Businesses must provide a secure environment for their customers and partners, Symantec CEO John Thompson tells RSA crowd. Photo: Thompson at RSA

Dawn Kawamoto Former Staff writer, CNET News

Dawn Kawamoto covered enterprise security and financial news relating to technology for CNET News.

See full bio

Dawn Kawamoto

Feb. 7, 2007 9:00 a.m. PT

2 min read

SAN FRANCISCO--In a world where customers, suppliers and partners all tap into corporate networks, businesses must provide a secure environment for all of them, Symantec's CEO urged Tuesday.

John Thompson said that companies need to take responsibility for maintaining customer confidence, especially as people and businesses become increasingly connected via devices such as cell phones and handheld computers.

"What used to be clear lines separating enterprises and consumers have now become blurred, as networks are extended to not only suppliers and partners, but also to customers," Thompson said during a keynote speech at the RSA Conference 2007 here.

He acknowledged that this approach has not been common, despite increases in malicious software and other security breaches. "Accepting responsibility for the security of a device accessing your network, when it's not owned or managed by you, is a radically new concept in our world," Thompson said.

But he urged vendors to take that step in enabling companies to deliver a secure experience to end users, which include customers, partners and suppliers.

"Those that embrace this approach will not only reduce their risks, but, I believe, they will also create a competitive advantage for their companies," he said.

Confidence in the connected world will only come about if information, the infrastructure and interactions are secure and protected, Thompson predicted.

As a result, the role of a business' security officer needs to evolve into one that focuses on IT risk management, he advised.

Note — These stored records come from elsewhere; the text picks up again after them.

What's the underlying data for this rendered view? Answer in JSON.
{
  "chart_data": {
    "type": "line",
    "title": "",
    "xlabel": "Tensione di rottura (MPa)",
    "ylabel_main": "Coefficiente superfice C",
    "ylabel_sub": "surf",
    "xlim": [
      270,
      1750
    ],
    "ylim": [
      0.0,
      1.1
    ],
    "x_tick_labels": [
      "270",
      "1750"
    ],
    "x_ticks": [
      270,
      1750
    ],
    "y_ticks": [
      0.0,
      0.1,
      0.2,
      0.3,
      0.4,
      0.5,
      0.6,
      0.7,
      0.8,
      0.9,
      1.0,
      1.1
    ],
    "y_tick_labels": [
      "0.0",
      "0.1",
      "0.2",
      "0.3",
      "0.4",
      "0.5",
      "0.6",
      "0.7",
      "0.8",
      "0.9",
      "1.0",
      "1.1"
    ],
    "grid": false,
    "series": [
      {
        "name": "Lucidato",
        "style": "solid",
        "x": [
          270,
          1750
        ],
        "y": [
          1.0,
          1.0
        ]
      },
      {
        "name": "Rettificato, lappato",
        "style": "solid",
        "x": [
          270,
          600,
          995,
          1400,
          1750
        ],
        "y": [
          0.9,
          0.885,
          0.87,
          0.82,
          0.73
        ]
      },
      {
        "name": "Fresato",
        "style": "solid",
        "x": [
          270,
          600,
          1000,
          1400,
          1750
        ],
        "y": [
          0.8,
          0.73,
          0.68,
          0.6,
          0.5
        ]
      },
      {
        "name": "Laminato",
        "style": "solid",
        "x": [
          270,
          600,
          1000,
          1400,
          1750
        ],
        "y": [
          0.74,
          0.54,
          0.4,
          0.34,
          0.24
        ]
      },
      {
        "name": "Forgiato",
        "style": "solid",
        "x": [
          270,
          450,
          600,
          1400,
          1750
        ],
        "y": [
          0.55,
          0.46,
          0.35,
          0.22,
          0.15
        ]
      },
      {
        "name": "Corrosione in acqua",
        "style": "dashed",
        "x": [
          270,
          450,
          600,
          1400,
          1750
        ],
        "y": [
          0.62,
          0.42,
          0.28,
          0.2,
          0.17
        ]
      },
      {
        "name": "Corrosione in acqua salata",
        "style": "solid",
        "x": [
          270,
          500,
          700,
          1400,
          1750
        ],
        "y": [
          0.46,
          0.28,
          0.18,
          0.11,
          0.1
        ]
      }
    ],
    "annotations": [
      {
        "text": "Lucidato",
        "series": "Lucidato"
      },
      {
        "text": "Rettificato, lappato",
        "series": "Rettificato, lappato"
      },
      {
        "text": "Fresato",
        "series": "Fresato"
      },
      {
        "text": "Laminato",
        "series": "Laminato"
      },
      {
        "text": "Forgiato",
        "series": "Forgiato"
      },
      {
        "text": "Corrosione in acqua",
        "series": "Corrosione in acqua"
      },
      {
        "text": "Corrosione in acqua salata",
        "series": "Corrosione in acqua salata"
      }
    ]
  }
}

This new role would call for identifying, measuring and developing strategies to weigh IT risks and returns.

The IT risk manager, for example, would examine stumbling blocks to the availability of data, regulatory compliance and overall business performance, Thompson said.

The Symantec CEO outlined technologies and challenges companies may need to consider to bolster their IT risk management and reduce customers' concerns over security issues.

He called on enterprises to introduce identity management systems and extend them to customers, partners and vendors that they do business with. "There is no doubt in my mind that managing user identities is the most pressing challenge facing the industry today," Thompson said.

An approach that focuses on the user, rather than on the technology, is what is called for, he added. "After all, the goal is to protect the user--regardless of the device they use, online transaction they undertake, or threat they may face," Thompson said.